Critiques

aasiva nirunniq

Aasiva

Niriunniq

  • Aakuluk
  • 2021
  • 24 minutes
7,5

D’abord associée à l’indie folk, l’artiste inuk Colleen Nakashuk, connue sous le nom d’Aasiva, a décidé d’explorer une musique un peu plus aérienne, voire même presque cinématographique, sur son deuxième album. Réalisé par Jace Lasek (The Besnard Lakes), Niriunniq combine avec brio le folk, la pop, l’expérimentation électronique et le chant de gorge inuit pour un résultat somptueux et tout à fait réussi.

On a souvent tendance à tenir pour acquise la présence d’infrastructures musicales de qualité, surtout dans une ville comme Montréal, où la présence de plusieurs studios a joué un rôle clé dans l’émergence de la scène indépendante. Mais ce n’est pas le cas partout. Par exemple, le Nunavut ne compte aucun studio d’enregistrement. C’est donc dans un garage, celui d’Andrew Morrison, du groupe Jerry Cans et co-fondateur du label Aakuluk, que Niriunniq a été enregistré en mars 2020, tout juste avant la pandémie. Une fois de retour à Montréal, Lasek a complété le mixage dans son studio Breakglass, gardant le contact par téléphone avec Morrison et Aasiva.

Même si son titre signifie « espoir » en français, le processus qui a mené à la création de l’album Niriunniq a été douloureux pour Aasiva. Après la mort soudaine de sa mère en 2019, la musicienne a passé des mois sans être capable de chanter ou d’écrire de la nouvelle musique. Mais elle a tenu bon et a finalement retrouvé le goût de créer, la musique devenant pour elle une manière de composer avec le deuil. La touchante Ungalirakki est d’ailleurs une chanson en hommage à sa mère, portée par un simple accompagnement de ukulélé, mais avec des chœurs aériens qui amènent la musique vers quelque chose d’éthéré et lumineux, en phase avec le reste de l’album.
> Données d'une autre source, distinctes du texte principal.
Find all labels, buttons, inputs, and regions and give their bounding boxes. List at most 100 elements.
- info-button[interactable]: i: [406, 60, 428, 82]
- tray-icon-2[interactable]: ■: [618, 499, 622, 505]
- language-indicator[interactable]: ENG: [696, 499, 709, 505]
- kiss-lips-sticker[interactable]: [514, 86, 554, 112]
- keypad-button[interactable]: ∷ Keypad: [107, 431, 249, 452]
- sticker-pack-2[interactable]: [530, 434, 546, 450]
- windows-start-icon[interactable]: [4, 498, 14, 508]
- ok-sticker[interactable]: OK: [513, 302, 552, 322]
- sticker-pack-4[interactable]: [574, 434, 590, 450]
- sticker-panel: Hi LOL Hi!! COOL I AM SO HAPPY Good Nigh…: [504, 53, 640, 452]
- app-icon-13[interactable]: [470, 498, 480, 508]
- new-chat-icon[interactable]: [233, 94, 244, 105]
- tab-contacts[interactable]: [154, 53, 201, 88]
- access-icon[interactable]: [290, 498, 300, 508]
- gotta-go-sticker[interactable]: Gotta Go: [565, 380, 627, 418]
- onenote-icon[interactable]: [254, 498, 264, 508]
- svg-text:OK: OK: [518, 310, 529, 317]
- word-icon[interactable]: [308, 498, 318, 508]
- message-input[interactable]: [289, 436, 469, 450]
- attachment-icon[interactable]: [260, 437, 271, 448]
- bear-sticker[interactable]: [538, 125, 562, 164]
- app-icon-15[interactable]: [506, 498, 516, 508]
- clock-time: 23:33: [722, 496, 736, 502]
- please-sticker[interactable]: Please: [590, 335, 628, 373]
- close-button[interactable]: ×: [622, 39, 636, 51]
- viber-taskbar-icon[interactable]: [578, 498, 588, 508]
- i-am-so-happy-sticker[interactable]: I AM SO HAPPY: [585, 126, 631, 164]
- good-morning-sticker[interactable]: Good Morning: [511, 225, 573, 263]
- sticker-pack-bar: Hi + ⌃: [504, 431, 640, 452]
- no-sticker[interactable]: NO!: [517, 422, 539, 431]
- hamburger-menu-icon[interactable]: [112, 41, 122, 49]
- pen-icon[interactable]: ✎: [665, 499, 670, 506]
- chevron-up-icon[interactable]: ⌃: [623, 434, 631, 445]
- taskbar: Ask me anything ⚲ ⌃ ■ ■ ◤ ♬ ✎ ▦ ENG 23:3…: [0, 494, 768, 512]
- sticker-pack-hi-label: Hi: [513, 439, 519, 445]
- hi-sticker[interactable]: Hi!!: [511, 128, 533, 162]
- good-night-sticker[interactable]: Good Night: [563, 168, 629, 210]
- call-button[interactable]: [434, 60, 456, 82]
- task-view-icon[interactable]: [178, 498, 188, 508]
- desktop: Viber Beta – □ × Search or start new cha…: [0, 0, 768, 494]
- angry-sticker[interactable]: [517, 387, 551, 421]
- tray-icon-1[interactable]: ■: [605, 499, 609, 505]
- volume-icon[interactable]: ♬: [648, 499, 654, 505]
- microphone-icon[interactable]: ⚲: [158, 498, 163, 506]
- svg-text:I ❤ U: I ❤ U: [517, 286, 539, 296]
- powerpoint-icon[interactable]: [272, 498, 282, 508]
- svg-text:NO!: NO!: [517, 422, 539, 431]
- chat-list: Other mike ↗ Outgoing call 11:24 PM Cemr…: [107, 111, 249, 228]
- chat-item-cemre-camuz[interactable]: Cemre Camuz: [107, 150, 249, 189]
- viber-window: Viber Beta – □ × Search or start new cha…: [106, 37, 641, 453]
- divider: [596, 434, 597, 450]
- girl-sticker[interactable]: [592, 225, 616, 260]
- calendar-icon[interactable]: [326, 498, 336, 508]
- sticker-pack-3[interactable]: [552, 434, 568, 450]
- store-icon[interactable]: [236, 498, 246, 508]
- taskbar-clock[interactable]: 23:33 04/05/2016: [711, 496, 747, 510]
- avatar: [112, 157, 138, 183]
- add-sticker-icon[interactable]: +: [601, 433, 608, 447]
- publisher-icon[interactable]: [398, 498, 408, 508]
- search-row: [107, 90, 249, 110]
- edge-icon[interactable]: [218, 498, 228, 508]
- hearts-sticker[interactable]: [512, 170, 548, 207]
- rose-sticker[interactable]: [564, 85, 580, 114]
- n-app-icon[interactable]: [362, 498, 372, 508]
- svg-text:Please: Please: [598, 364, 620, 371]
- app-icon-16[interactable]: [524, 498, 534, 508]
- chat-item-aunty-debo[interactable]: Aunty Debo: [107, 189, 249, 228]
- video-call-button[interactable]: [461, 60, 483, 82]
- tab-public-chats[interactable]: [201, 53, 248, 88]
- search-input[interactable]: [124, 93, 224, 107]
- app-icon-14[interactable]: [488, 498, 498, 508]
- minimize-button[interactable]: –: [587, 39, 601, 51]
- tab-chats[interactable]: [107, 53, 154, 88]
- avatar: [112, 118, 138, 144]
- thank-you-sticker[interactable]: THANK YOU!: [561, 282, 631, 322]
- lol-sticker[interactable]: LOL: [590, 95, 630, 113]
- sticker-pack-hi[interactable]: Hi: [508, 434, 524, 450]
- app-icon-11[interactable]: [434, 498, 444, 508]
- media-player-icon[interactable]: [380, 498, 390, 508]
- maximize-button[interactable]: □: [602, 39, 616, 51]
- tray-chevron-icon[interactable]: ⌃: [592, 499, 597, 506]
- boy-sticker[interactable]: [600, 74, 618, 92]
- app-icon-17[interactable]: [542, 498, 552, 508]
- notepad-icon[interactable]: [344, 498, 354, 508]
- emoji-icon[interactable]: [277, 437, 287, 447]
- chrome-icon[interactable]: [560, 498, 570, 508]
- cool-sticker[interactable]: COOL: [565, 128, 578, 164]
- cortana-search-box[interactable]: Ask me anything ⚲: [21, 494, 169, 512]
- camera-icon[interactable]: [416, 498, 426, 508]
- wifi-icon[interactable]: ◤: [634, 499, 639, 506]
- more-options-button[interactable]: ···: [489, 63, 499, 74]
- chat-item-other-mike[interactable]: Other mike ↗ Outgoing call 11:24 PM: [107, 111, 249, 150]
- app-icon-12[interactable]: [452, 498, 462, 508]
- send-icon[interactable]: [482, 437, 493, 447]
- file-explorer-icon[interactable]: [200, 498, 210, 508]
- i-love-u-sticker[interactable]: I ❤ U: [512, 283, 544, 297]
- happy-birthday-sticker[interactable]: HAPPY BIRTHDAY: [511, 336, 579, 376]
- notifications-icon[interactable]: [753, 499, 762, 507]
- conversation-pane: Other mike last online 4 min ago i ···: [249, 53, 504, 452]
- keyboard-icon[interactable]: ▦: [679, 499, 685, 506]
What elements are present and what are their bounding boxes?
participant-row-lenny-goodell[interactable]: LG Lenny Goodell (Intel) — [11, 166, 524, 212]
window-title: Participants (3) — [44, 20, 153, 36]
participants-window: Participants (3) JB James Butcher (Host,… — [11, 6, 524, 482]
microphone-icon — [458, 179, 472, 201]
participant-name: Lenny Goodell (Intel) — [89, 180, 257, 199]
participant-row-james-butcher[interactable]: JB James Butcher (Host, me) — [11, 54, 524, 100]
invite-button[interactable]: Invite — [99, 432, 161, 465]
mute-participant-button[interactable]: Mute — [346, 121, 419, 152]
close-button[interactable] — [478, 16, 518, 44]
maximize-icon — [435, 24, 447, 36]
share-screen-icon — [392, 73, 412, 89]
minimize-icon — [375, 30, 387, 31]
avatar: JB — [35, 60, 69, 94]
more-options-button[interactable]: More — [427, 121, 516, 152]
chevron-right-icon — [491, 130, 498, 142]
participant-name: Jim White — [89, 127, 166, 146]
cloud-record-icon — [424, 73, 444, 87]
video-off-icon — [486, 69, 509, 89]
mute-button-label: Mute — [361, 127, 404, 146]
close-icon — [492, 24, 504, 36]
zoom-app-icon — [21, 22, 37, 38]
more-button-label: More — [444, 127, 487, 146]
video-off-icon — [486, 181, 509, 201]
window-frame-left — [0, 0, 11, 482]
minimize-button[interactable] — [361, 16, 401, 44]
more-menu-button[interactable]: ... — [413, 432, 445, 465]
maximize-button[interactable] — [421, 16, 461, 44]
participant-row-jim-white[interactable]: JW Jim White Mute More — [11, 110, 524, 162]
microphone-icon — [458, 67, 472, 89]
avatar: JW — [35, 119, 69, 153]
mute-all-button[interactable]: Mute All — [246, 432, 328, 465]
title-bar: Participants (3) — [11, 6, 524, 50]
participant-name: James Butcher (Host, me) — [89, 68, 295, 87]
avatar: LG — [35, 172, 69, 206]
Sur Niriunniq, Aasiva relève le défi d’adopter les codes et les techniques de la pop occidentale sans perdre de vue ses propres traditions, s’inscrivant ainsi dans la lignée d’artistes de haut calibre tels Tanya Tagaq ou Jeremy Dutcher. Ce n’est pas nouveau pour elle. Sur son album éponyme paru en 2018, elle avait déjà montré sa capacité à combiner les deux univers, même si le côté pop un tantinet naïf l’emportait un peu trop souvent dans les arrangements et dans le type de mélodies vocales.

Cette fois, Aasiva donne l’impression d’être davantage en confiance. L’approche pop demeure (dansante Pigganaqtuq, presque tropicale dans son intention), mais elle se veut plus exploratoire, que ce soit dans le choix des sonorités ou des rythmiques, comme sur l’excellente Namu. L’instrumentation est plus élaborée aussi. Le ukulélé est toujours présent, mais il cède souvent le pas à des constructions plus complexes composées de couches de synthés, de cordes ou encore de percussions.

Il serait tentant d’y voir le résultat de la présence de Lasek derrière la console, mais je ne voudrais pas diminuer le rôle d’Aasiva dans le processus. D’ailleurs, au-delà de l’enrobage musical, c’est la voix qui reste le moteur de Niriunniq. Ça s’entend dans le mixage, bien sûr, mais aussi dans la place accordée aux mots, entre autres dans les deux interludes récités. On sent aussi qu’Aasiva a voulu célébrer la résilience de son peuple en faisant appel à plusieurs collaborateurs qui viennent enrichir le propos. Le chant de gorge de Riit donne une toute nouvelle puissance à l’intense Piqatiikka, tandis que le beatmaker FxckMr bat la mesure sur trois titres sur onze.

Malgré sa brièveté (à 24 minutes, on en aurait pris un peu plus), Niriunniq marque un grand pas en avant pour Aasiva par rapport à son premier album. Les chansons sont courtes, comme des vignettes, mais leur apparente simplicité cache une belle richesse texturale. C’est aussi un disque qui assume pleinement sa fierté, celle de sa culture, de sa langue et de ses origines, mais dont le message demeure universel.